While walking aggr's fields, add symbols as you would to a normal scope. The only difference is that the "current scope" points at a scope for which you have a persistent pointer. As with a function end "}", you pop the scope when you see the end of the struct definition.

The following diagram illustrates the scopes for the associatd code: the normal global scope, the arg scope for function foo, the local scope for method foo, and also the scope associated with structure aggr. Because the struct scope does not ever get thrown out, you can always lookup a field of that struct in any method.

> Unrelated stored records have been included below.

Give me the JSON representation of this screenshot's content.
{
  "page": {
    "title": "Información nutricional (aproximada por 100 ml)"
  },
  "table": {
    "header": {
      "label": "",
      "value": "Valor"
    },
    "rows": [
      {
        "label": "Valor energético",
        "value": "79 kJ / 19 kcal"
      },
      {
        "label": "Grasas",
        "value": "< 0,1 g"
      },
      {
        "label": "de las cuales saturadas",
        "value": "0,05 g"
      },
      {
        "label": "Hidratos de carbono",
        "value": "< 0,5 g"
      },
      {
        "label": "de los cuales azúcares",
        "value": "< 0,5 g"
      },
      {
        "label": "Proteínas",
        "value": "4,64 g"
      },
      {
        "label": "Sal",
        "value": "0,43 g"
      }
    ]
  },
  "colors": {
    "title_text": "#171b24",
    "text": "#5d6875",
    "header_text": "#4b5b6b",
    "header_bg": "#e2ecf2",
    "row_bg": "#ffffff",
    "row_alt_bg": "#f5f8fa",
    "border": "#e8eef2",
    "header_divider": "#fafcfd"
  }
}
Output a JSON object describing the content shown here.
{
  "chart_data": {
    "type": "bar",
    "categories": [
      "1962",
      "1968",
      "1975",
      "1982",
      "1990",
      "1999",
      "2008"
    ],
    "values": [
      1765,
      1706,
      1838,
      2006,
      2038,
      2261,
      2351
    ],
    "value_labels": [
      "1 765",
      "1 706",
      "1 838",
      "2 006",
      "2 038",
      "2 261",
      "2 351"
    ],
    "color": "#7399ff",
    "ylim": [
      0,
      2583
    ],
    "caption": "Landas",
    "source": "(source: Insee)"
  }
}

Source code symbol/type system
struct aggr {
  int x;
  int y;
};

void foo(int i) {
  struct aggr test;
  test.x = 1;
}

The dashed lines represent type pointers. Because foo has no return type (it's void) it does not point at a type symbol.

Note that the struct has no parent pointing to the global scope as references not found in the struct do not get resolved in the global scope.

Looking up field names. Variable and function references are looked up using the normal stack of scopes as before. When you see test.x, however, you have more work to do. First, you look up test in the current scope. If found, you ensure that it is a StructSymbol and then look up x in its scope.

Nested aggregates. What do you do for nested structs like:

struct aggr {
  int x;
  float y;
  struct nested1 {
    int z;
  } n1;
  struct nested2 {
    int blort;
  } n2;
};

struct aggr test;

and references like "test.n1.z"? The "." operator is left-associative so you look up test.n1 before asking for z. The tree grammar will have:

dot returns [Symbol type]
    : ^( DOT expr ID
         {
         Symbol s = ((ScopedSymbol)$expr.type).resolve($ID.text);
         $type = s.type;
         }
       )
    ;

or something like that. expr will usually have a ScopedSymbol result type in this case and then the ID can be looked up inside that type. In general when doing translations that need type information, your expression rules will return a type spec:

expr returns [Symbol type]
    : ...
    ;

Please note that aggr has two nested structs, which represents a tree of 3 scopes:

Because there can be no code inside structs, there is no parent pointer from the nested struct scope to enclosing struct scope. You'll never try to resolve, say, y within nested1.